Friday, August 24, 2012

A Birthday Wish for Sadness

Today is my birthday. In this year marked by intensive therapy and mental health treatment, I have learned a lot about caring for and respecting myself, accepting the love, affirmation, and care that others offer to me, and how to be more carefree and relaxed about my life. I can feel the change. I am happier in small things and can laugh much more readily. I can look at my birthday and allow myself to be indulgent and even a little selfish. The boys are in school, Luke is at work, and I have the opportunity to spend my day however I'd like.

One of the first things on my list for today was to sit and catch up on reading the blogs that I love to read, but often don't have time for. The first one I read was from a family in Haiti. I've never been to Haiti, and I'm not even sure I could accurately point it out on a map if it wasn't marked. But through this blog, Haiti has become one of the places in this world that my heart aches for. In a post that was a few days old, there was mention of Tropical Storm Isaac and the concern that it might hit Haiti. Such a storm would be devastating. Hundreds of thousands of people still live in tent camps, and among many other problems, rising waters would almost certainly spread cholera. Today is the day that the storm will hit or skirt Haiti, and in either case, the results could be catastrophic. My first thought was to check the news throughout the day and pray accordingly for Haiti. My second thought was, "Jaymi, it's your birthday. Do you really want to spend the day thinking about such heavy topics? This is supposed to be a carefree day!"

But my heartstrings have been tugged. There are families that eat one meal every-other day. People who are in dire need of often simple medical procedures that are just out of their reach. Women and children are abused, but have nowhere to escape to. Governments are spending all of their money on lavish accommodations for the politicians, while their people are dying and hurting and struggling and trying to hold onto hope, even though they have every reason to despair. A thousand precious children in our world die every hour from hunger and malnutrition. 

These facts are not new to me. Rarely does a day or week go by that I don't think about the heartache and injustice so prevalent in our world. Yet I feel so helpless. What can I do to make a difference in any of these issues? Sure, we sponsor a child and support organizations that are fighting for justice. But how much is that really doing? Sara Groves captures it well in her song, "The Long Defeat:" And all my strength and energy are raindrops in the ocean . . . It's too heavy to carry and impossible to leave. We must keep fighting. This battle is impossible to leave, even if it is overwhelming.

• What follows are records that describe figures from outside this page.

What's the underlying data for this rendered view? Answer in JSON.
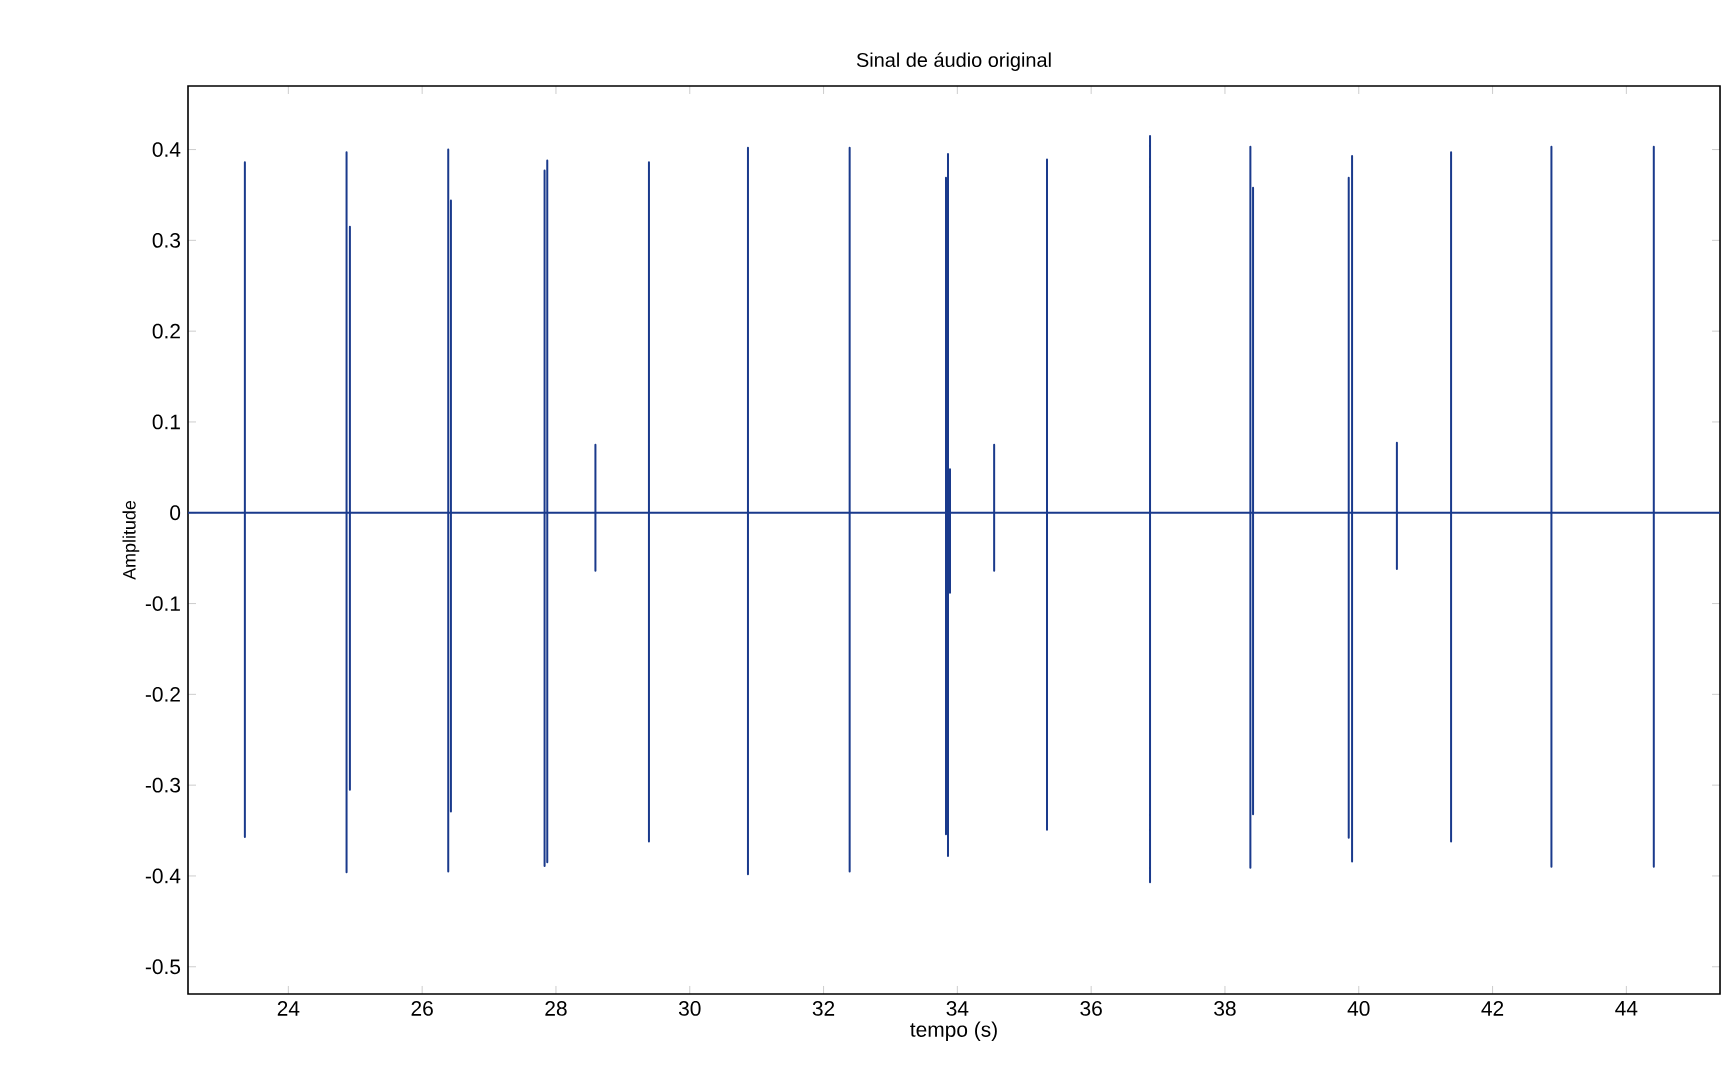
{
  "chart_data": {
    "type": "line",
    "title": "Sinal de áudio original",
    "xlabel": "tempo (s)",
    "ylabel": "Amplitude",
    "x": [
      22.5,
      23.35,
      23.35,
      23.35,
      23.35,
      24.87,
      24.87,
      24.87,
      24.87,
      24.92,
      24.92,
      24.92,
      24.92,
      26.39,
      26.39,
      26.39,
      26.39,
      26.43,
      26.43,
      26.43,
      26.43,
      27.83,
      27.83,
      27.83,
      27.83,
      27.87,
      27.87,
      27.87,
      27.87,
      28.59,
      28.59,
      28.59,
      28.59,
      29.39,
      29.39,
      29.39,
      29.39,
      30.87,
      30.87,
      30.87,
      30.87,
      32.39,
      32.39,
      32.39,
      32.39,
      33.83,
      33.83,
      33.83,
      33.83,
      33.86,
      33.86,
      33.86,
      33.86,
      33.89,
      33.89,
      33.89,
      33.89,
      34.55,
      34.55,
      34.55,
      34.55,
      35.34,
      35.34,
      35.34,
      35.34,
      36.88,
      36.88,
      36.88,
      36.88,
      38.38,
      38.38,
      38.38,
      38.38,
      38.42,
      38.42,
      38.42,
      38.42,
      39.85,
      39.85,
      39.85,
      39.85,
      39.9,
      39.9,
      39.9,
      39.9,
      40.57,
      40.57,
      40.57,
      40.57,
      41.38,
      41.38,
      41.38,
      41.38,
      42.88,
      42.88,
      42.88,
      42.88,
      44.41,
      44.41,
      44.41,
      44.41,
      45.4
    ],
    "values": [
      0,
      0,
      0.386,
      -0.357,
      0,
      0,
      0.397,
      -0.396,
      0,
      0,
      0.315,
      -0.305,
      0,
      0,
      0.4,
      -0.395,
      0,
      0,
      0.344,
      -0.329,
      0,
      0,
      0.377,
      -0.389,
      0,
      0,
      0.388,
      -0.385,
      0,
      0,
      0.075,
      -0.064,
      0,
      0,
      0.386,
      -0.362,
      0,
      0,
      0.402,
      -0.398,
      0,
      0,
      0.402,
      -0.395,
      0,
      0,
      0.369,
      -0.354,
      0,
      0,
      0.395,
      -0.378,
      0,
      0,
      0.048,
      -0.088,
      0,
      0,
      0.075,
      -0.064,
      0,
      0,
      0.389,
      -0.349,
      0,
      0,
      0.415,
      -0.407,
      0,
      0,
      0.403,
      -0.391,
      0,
      0,
      0.358,
      -0.332,
      0,
      0,
      0.369,
      -0.358,
      0,
      0,
      0.393,
      -0.384,
      0,
      0,
      0.077,
      -0.062,
      0,
      0,
      0.397,
      -0.362,
      0,
      0,
      0.403,
      -0.39,
      0,
      0,
      0.403,
      -0.39,
      0,
      0
    ],
    "color": "#1a3a8c",
    "xlim": [
      22.5,
      45.4
    ],
    "ylim": [
      -0.53,
      0.47
    ],
    "xticks": [
      24,
      26,
      28,
      30,
      32,
      34,
      36,
      38,
      40,
      42,
      44
    ],
    "yticks": [
      -0.5,
      -0.4,
      -0.3,
      -0.2,
      -0.1,
      0,
      0.1,
      0.2,
      0.3,
      0.4
    ],
    "grid": false,
    "marker": "none",
    "line_style": "solid"
  }
}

These thoughts are all rising in me as I sit at home on my birthday. I feel such a conflict. On the one hand, I feel like a new person, who can really accept the love and care of others. On the other hand, any indulgence feels like too much. I don't want to go to the store and get steaks for Luke to grill for us tonight. Those guitar lessons that I was going to spend my birthday money on seem so petty. And that shopping spree that Luke planned for me to get new clothes.....can I really do that? All of these things are relatively modest splurges. But how many kids could be saved by Medika Mamba if we cut back on birthday and Christmas gifts, stopped eating out, and found other ways to shave back our budget? Unfortunately, the answer is "not many." But every little bit helps, right?

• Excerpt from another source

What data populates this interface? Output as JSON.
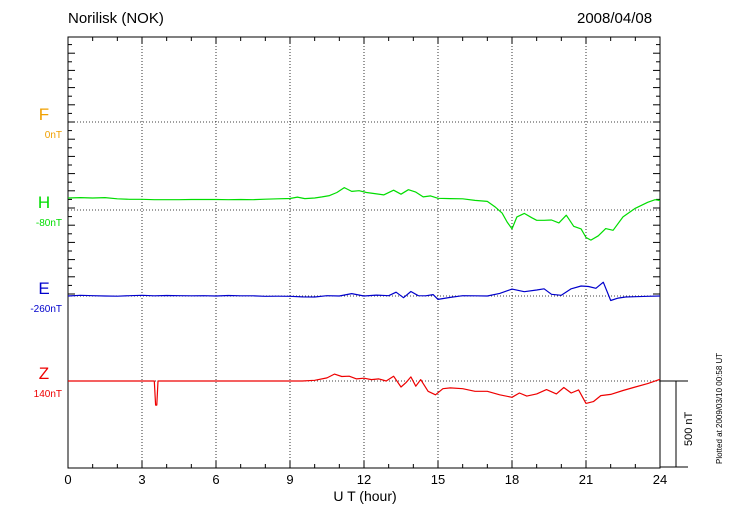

Meanwhile I think of the countless people who will call, text, email or write on my Facebook wall wishing me a happy birthday. What if each of them found little ways to tighten their budget and give regularly toward meeting these needs? What if we all asked that for a year, all of our birthday and Christmas gifts be a donation to World Vision, Compassion International, Samaritan's Purse, International Justice Mission, or another organization that is meeting these huge needs around the world?

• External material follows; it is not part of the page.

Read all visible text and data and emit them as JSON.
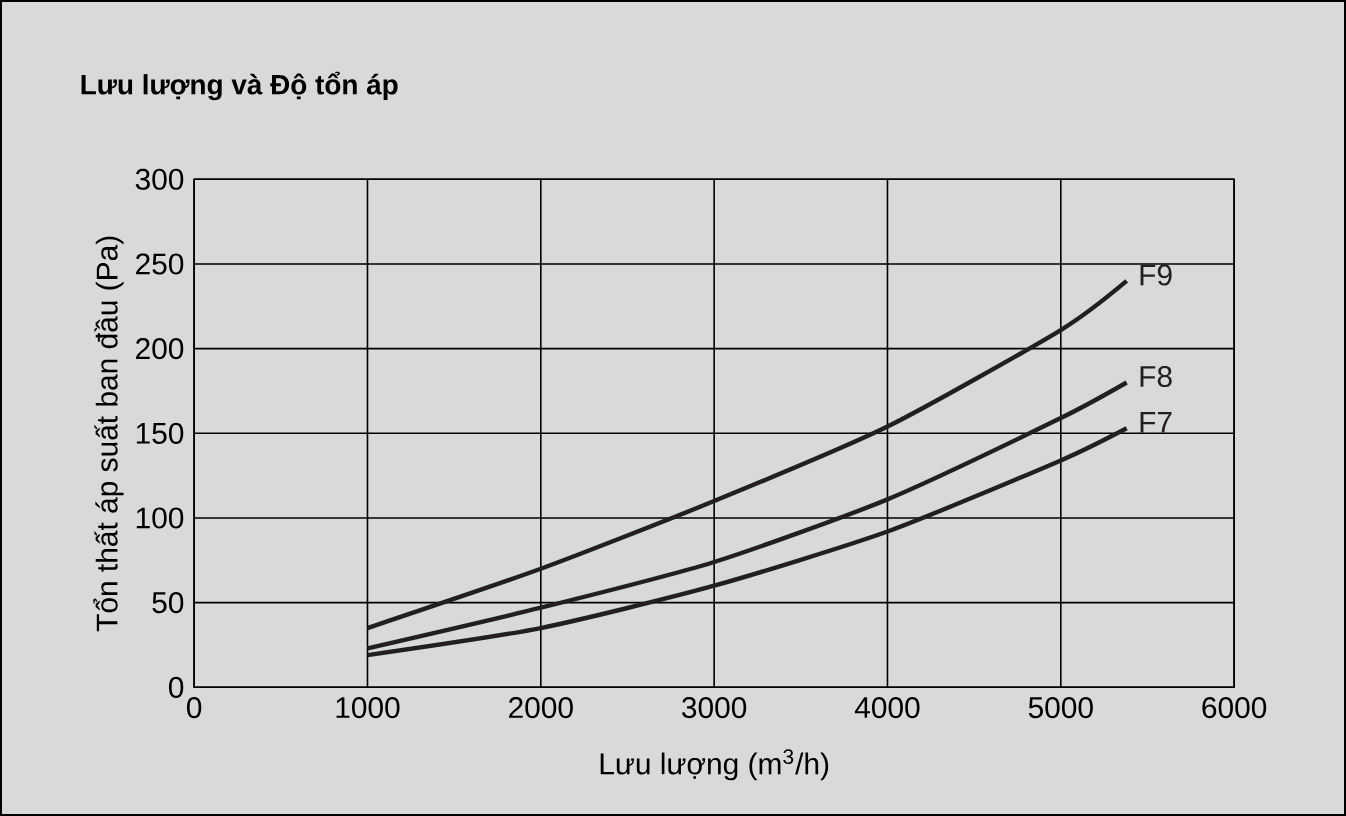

But before any of that comes compassion. Sadness at the state of our world. A deep concern for these needs. A knowledge, deep in your soul, that although it is too heavy to carry, it is impossible to leave it alone. And so I state my birthday wish: that each of my friends and family, near and far, would be sad. That you would read these words, research these issues, look at the pictures, and feel compassion that lingers so deeply that you can't quite continue on without a thought for the sick, hungry, and enslaved people of our world. And that that sadness would motivate action. Maybe not today and maybe not with very much, but that in time, hearts would change and eyes would open and we would together fight to pour as many raindrops of help into this ocean of despair as we can.

Meanwhile, pray for the safety of the people of Haiti today. Find news articles that will tell you more about them than the RNC that could also be affected by this storm. One perspective is a matter of life and death, the other is merely politics as usual. Which is more important?!?!